The significant structural features in the vicinity of the Project include the Vicksburg and Midway Fault Zones, along with numerous, regional and local scale growth faults. Analyses of cross-sections indicate significant faulting has occurred during Catahoula and Oakville time, with the degree of faulting lessening upward into Goliad time. Lagarto sediments include thick fluvial sequences of bedload and mixed-load channel systems indicating increased fluvial processes were active during deposition in this region of south Texas.
Fluvial systems within the Catahoula, Oakville, Lagarto, and Goliad sequences all exhibit a significant reduction in energy toward the coast, with sediment size and process complexity decreasing in each to the east.
Mineralization
Uranium mineralization occurs primarily as uraninite with some coffinite and like other deposits within the South Texas Uranium Province, is stratabound in clay-bounded sandstone packages. Mineralization occurs as roll front type deposits with “C” shaped configurations in cross section and elongated sinuous ribbons in plan-view. Deposits are diagenetic and/or epigenetic forming because of a geochemical process whereby oxidized surface water leaches uranium from source rocks (Finch, 1996). Source rocks of the south Texas deposits are generally agreed to be Miocene and Oligocene age volcanic ash from west Texas and/or Mexico (Galloway et al, 1977 and Aguirre-Diaz and Renne, 2008).

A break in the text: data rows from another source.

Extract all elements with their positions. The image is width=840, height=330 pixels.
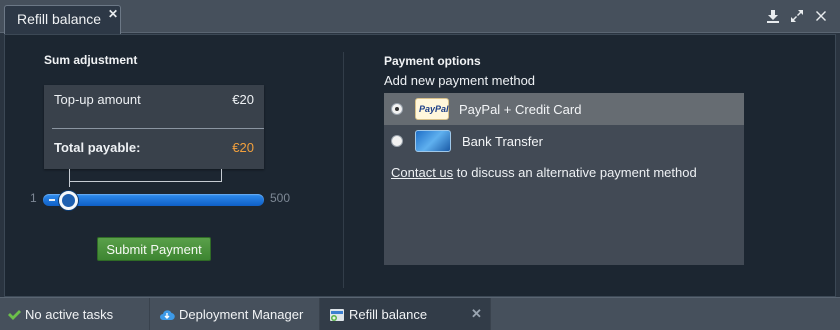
slider-connector — [69, 169, 222, 182]
task-label: Deployment Manager — [179, 307, 304, 322]
paypal-radio[interactable] — [391, 103, 403, 115]
contact-us-link[interactable]: Contact us — [391, 165, 453, 180]
task-label: No active tasks — [25, 307, 114, 322]
total-row: Total payable: €20 — [54, 140, 254, 155]
paypal-icon: PayPal — [415, 98, 449, 120]
submit-payment-button[interactable]: Submit Payment — [97, 237, 211, 261]
slider-min-label: 1 — [30, 191, 37, 205]
slider-max-label: 500 — [270, 191, 291, 205]
download-icon[interactable] — [765, 8, 781, 24]
cloud-icon — [159, 307, 175, 323]
topup-row: Top-up amount €20 — [54, 92, 254, 107]
task-no-active-tasks[interactable]: No active tasks — [0, 298, 150, 330]
payment-options-title: Payment options — [384, 54, 481, 68]
window-tab-refill-balance[interactable]: Refill balance ✕ — [4, 5, 121, 34]
payment-option-paypal[interactable]: PayPal PayPal + Credit Card — [384, 93, 744, 125]
paypal-label: PayPal + Credit Card — [459, 102, 582, 117]
close-icon[interactable]: ✕ — [108, 7, 118, 21]
bank-card-icon — [415, 130, 451, 152]
task-label: Refill balance — [349, 307, 428, 322]
payment-methods-list: PayPal PayPal + Credit Card Bank Transfe… — [384, 93, 744, 265]
window-tab-label: Refill balance — [17, 11, 102, 27]
amount-slider-thumb[interactable] — [59, 191, 78, 210]
summary-box: Top-up amount €20 Total payable: €20 — [44, 85, 264, 169]
topup-value: €20 — [232, 92, 254, 107]
sum-adjustment-title: Sum adjustment — [44, 53, 138, 67]
total-label: Total payable: — [54, 140, 141, 155]
total-value: €20 — [232, 140, 254, 155]
close-window-icon[interactable] — [813, 8, 829, 24]
bank-transfer-radio[interactable] — [391, 135, 403, 147]
taskbar: No active tasks Deployment Manager Refil… — [0, 297, 840, 330]
summary-divider — [52, 128, 264, 129]
slider-connector-tick — [69, 181, 70, 187]
task-refill-balance[interactable]: Refill balance — [320, 298, 491, 330]
window-header: Refill balance ✕ — [0, 0, 840, 34]
payment-options-subtitle: Add new payment method — [384, 73, 536, 88]
close-icon[interactable]: ✕ — [471, 306, 482, 322]
task-deployment-manager[interactable]: Deployment Manager — [150, 298, 320, 330]
alternative-payment-note: Contact us to discuss an alternative pay… — [391, 165, 697, 180]
payment-option-bank-transfer[interactable]: Bank Transfer — [384, 125, 744, 157]
column-separator — [343, 52, 344, 288]
alternative-payment-text: to discuss an alternative payment method — [453, 165, 697, 180]
topup-label: Top-up amount — [54, 92, 141, 107]
refill-icon — [329, 307, 345, 323]
bank-transfer-label: Bank Transfer — [462, 134, 543, 149]
expand-icon[interactable] — [789, 8, 805, 24]
check-icon — [6, 307, 22, 323]
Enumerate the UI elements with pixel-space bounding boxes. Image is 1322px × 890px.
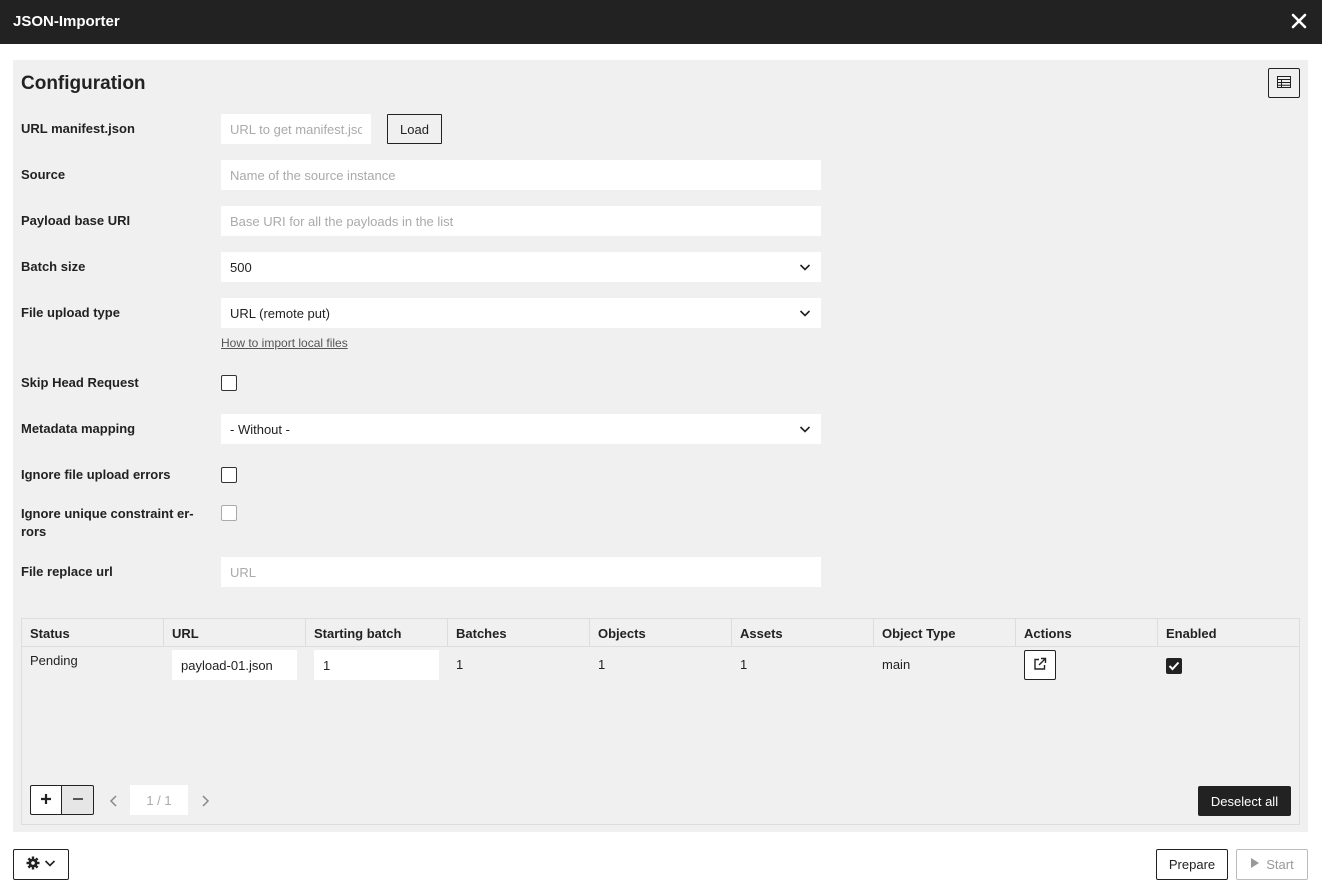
status-cell: Pending [30,653,78,668]
enabled-checkbox[interactable] [1166,658,1182,674]
payload-table: Status URL Starting batch Batches Object… [21,618,1300,825]
source-label: Source [21,167,66,182]
metadata-mapping-label: Metadata mapping [21,421,136,436]
file-upload-label: File upload type [21,305,120,320]
payload-base-input[interactable]: Base URI for all the payloads in the lis… [221,206,821,236]
file-replace-placeholder: URL [230,564,257,580]
open-payload-button[interactable] [1024,650,1056,680]
import-local-files-link[interactable]: How to import local files [221,336,348,350]
ignore-upload-errors-checkbox[interactable] [221,467,237,483]
external-link-icon [1033,657,1047,674]
ignore-unique-label: Ignore unique constraint er- rors [21,505,194,541]
file-upload-select[interactable]: URL (remote put) [221,298,821,328]
settings-menu-button[interactable] [13,849,69,880]
ignore-unique-label-line1: Ignore unique constraint er- [21,506,194,521]
manifest-label: URL manifest.json [21,121,135,136]
remove-row-button[interactable] [62,785,94,815]
deselect-all-button[interactable]: Deselect all [1198,786,1291,816]
gear-icon [26,856,40,873]
metadata-mapping-value: - Without - [230,421,290,437]
page-indicator[interactable]: 1 / 1 [130,785,188,815]
batch-size-select[interactable]: 500 [221,252,821,282]
prepare-button[interactable]: Prepare [1156,849,1228,880]
minus-icon [72,793,84,808]
column-header: Objects [590,619,732,647]
batches-cell: 1 [456,657,464,672]
panel-title: Configuration [21,73,146,94]
ignore-unique-label-line2: rors [21,524,47,539]
file-upload-value: URL (remote put) [230,305,330,321]
start-button-label: Start [1266,857,1294,872]
batch-size-label: Batch size [21,259,86,274]
file-replace-input[interactable]: URL [221,557,821,587]
column-header: Actions [1016,619,1158,647]
chevron-down-icon [44,857,56,872]
source-placeholder: Name of the source instance [230,167,396,183]
payload-base-placeholder: Base URI for all the payloads in the lis… [230,213,454,229]
close-icon[interactable] [1290,11,1308,31]
ignore-upload-errors-label: Ignore file upload errors [21,467,171,482]
manifest-url-input[interactable]: URL to get manifest.jsc [221,114,371,144]
chevron-right-icon[interactable] [199,794,211,808]
title-bar: JSON-Importer [0,0,1322,44]
column-header: Object Type [874,619,1016,647]
skip-head-checkbox[interactable] [221,375,237,391]
start-button[interactable]: Start [1236,849,1308,880]
chevron-left-icon[interactable] [108,794,120,808]
source-input[interactable]: Name of the source instance [221,160,821,190]
url-input[interactable]: payload-01.json [172,650,297,680]
check-icon [1168,659,1180,674]
starting-batch-input[interactable]: 1 [314,650,439,680]
column-header: Enabled [1166,626,1217,641]
window-title: JSON-Importer [13,13,120,30]
file-replace-label: File replace url [21,564,113,579]
load-button[interactable]: Load [387,114,442,144]
configuration-panel: Configuration URL manifest.json URL to g… [13,60,1308,832]
chevron-down-icon [799,307,811,322]
assets-cell: 1 [740,657,748,672]
play-icon [1250,857,1260,872]
column-header: URL [164,619,306,647]
column-header: Starting batch [306,619,448,647]
table-header: Status URL Starting batch Batches Object… [22,619,1299,647]
add-row-button[interactable] [30,785,62,815]
object-type-cell: main [882,657,911,672]
ignore-unique-checkbox[interactable] [221,505,237,521]
column-header: Batches [448,619,590,647]
manifest-url-placeholder: URL to get manifest.jsc [230,121,362,137]
plus-icon [40,793,52,808]
metadata-mapping-select[interactable]: - Without - [221,414,821,444]
payload-base-label: Payload base URI [21,213,131,228]
table-view-button[interactable] [1268,68,1300,98]
chevron-down-icon [799,261,811,276]
skip-head-label: Skip Head Request [21,375,139,390]
table-icon [1277,75,1291,91]
batch-size-value: 500 [230,259,252,275]
column-header: Status [22,619,164,647]
column-header: Assets [732,619,874,647]
chevron-down-icon [799,423,811,438]
objects-cell: 1 [598,657,606,672]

This ash was deposited by wind and fluvial systems and uranium was leached from the ash by oxygenated surface waters. Uranium bearing waters were transported to outcrop areas where sandstone formations were exposed and began to move downdip as groundwater. The movement of uranium continued in groundwater until a reductant source was encountered, such as hydrogen sulfide gas, pyrite or carbonaceous material resulting in uranium precipitating out of solution.
At Alta Mesa, uranium bearing groundwater moved from northwest to southeast and encountered a reduction zone associated with the Alta Mesa oil and gas field, caused primarily by hydrogen sulfide gas introduction through faults and fractures. Mineralization away from the oil and gas field occurs by the same geoccesses; however, possibly from different reductant source.
The deposits at Mesteña Grande are characterized by vertically stacked roll-fronts controlled by stratigraphic heterogeneity, host lithology, permeability, reductant type and concentration, and groundwater geochemistry. Individual known roll-fronts are a few tens of feet wide, 2 to 10 feet thick, and often thousands of feet long. Collectively, roll-fronts are inferred to result in an overall deposit that is up to a few hundred feet wide, 50 to 75 feet thick and continuous for miles in length.
Depth of known mineralization occurs at various depths, from 400 to over 1,200 feet.